Even if the United States does eventually have a track-and-trace program that relies on RFID technology, ultimately the consumer will still be relying on something as old-fashioned as an ice-cream soda: trust in the local apothecary.
"Patients put trust in the states licensing the pharmacies, and that pharmacists are only buying legitimate products," says Carmen Catizone, executive director of the National Association of Boards of Pharmacies. "But right now, they can't do that, because they don't have a pedigree" of where the drug came from.
Myth 5: The pharmaceutical industry is this close to widespread RFID adoption.
Given all these challenges and limitations, it may come as no surprise that the move to implement RFID technology to secure the nation's drug supply has hit some speed bumps, years after it was first promoted as the Next Big Thing for pharma. The FDA, after delaying for years the deadline for when the industry should have electronic pedigrees in place-ones that it says, most likely, will rely on RFID technology-recently announced its biggest delay of all: It was giving up on setting a deadline.

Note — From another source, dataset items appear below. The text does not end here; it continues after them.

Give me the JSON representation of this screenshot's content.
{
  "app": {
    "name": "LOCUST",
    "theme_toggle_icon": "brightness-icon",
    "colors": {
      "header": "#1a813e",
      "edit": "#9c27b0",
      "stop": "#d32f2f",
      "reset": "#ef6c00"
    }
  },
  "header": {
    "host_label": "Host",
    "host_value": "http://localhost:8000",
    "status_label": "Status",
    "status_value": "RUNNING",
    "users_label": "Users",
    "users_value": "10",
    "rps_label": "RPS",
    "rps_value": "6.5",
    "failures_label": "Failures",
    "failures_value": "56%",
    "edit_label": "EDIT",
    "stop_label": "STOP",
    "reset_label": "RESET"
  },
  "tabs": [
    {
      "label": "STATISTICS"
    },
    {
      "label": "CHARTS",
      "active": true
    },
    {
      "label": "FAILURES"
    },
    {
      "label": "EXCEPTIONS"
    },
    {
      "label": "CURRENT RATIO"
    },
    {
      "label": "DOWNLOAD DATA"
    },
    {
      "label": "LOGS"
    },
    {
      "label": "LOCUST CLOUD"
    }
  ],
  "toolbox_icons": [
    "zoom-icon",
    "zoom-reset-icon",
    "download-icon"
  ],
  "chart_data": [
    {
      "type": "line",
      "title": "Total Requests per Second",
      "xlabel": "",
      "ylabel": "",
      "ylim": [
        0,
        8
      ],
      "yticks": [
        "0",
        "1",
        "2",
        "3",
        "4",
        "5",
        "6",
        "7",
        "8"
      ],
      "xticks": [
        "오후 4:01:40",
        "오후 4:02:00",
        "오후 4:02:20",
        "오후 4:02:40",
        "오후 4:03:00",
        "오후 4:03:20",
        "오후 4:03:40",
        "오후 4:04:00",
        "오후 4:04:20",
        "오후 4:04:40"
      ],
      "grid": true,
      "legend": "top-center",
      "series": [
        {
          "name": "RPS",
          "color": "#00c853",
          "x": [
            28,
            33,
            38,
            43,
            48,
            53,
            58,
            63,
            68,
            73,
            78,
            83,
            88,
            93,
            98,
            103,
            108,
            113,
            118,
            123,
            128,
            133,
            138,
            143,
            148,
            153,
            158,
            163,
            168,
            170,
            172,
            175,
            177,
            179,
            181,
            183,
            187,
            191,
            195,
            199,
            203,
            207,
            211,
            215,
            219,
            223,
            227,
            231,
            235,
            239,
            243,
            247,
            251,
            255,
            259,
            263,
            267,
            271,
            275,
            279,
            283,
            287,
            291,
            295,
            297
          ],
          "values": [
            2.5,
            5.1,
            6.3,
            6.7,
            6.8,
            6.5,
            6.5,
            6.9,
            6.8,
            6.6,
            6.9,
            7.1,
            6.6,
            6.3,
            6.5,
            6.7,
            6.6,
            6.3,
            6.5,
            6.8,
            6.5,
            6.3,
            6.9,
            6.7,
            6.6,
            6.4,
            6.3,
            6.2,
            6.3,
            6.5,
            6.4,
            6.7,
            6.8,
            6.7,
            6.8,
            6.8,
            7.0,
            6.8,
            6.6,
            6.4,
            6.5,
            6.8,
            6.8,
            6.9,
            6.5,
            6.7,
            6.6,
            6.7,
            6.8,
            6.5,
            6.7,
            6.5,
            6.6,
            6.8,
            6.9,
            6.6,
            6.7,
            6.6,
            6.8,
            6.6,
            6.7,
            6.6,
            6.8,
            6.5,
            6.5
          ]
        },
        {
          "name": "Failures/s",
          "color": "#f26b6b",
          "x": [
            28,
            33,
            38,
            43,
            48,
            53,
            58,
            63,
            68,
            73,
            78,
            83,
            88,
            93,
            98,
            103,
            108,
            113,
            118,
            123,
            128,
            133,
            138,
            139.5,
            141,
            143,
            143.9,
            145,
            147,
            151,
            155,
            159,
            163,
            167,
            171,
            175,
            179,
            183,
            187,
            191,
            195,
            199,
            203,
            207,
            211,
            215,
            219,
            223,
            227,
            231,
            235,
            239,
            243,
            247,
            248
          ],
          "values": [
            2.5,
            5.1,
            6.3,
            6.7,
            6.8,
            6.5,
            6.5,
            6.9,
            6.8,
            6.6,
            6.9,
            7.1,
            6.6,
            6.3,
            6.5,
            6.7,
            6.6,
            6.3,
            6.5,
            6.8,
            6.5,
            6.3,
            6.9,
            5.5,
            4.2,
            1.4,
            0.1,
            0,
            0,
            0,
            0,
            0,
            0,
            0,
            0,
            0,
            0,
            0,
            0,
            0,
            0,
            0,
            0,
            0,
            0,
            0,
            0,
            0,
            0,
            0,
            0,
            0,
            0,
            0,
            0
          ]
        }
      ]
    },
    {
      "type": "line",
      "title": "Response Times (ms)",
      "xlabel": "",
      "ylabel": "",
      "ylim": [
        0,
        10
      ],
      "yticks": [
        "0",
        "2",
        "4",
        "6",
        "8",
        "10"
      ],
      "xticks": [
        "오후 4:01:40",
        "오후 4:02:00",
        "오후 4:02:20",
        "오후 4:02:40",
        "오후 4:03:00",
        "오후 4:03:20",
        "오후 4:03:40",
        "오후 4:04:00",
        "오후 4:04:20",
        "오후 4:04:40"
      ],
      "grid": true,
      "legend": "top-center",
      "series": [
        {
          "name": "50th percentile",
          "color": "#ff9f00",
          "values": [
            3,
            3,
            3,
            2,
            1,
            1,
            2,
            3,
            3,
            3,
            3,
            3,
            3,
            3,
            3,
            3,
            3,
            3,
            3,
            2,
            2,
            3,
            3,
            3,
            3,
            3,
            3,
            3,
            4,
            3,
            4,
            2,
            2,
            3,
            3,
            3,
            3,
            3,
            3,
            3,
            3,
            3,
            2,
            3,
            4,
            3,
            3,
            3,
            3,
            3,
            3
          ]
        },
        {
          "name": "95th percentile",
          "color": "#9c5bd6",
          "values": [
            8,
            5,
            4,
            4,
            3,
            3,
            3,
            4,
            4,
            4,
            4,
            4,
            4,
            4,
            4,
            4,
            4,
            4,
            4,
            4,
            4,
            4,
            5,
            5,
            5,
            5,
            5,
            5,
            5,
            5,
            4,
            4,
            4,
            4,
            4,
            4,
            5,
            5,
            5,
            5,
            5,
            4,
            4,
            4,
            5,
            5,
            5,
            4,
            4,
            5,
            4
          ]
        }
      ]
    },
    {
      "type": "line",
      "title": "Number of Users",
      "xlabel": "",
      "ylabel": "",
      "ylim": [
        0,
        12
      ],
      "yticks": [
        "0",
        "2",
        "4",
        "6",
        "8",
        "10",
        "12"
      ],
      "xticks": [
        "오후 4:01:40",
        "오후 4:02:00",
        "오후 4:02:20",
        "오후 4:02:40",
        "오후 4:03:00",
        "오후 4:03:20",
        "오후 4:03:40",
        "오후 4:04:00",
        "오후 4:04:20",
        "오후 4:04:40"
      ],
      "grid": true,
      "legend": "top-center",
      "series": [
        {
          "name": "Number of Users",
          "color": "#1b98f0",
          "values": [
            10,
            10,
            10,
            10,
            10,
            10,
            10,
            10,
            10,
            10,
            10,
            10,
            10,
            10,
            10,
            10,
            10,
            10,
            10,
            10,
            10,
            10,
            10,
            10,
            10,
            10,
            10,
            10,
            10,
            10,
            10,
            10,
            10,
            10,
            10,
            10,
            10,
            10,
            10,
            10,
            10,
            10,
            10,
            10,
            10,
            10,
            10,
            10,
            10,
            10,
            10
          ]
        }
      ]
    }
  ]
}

Back in 2004, explains Ilisa Bernstein, the FDA's director of pharmacy affairs, "we thought there would be widespread use by 2007. We're not there. So rather than setting another deadline, we're leaving it to the stakeholders themselves to come up with a deadline." (An injunction of the Prescription Drug Marketing Act, the 1987 law that allows the FDA to set this regulation, has not helped. For more, see
Still, the FDA continues to say (as it has for years) that RFID technology is the "most promising" means of authenticating drugs.
"We keep saying this is a promising solution," Bernstein says. "We want to say that this is a solution, but we're not there yet because people haven't adopted it. There's a lot of work going on behind the scenes, but you have to cross over the line and just jump right in and start doing it."
In the end, it may turn out that both the RFID boosters and the naysayers are right: RFID technology may in fact be the most promising way to mitigate an unsolvable problem. But only time will tell.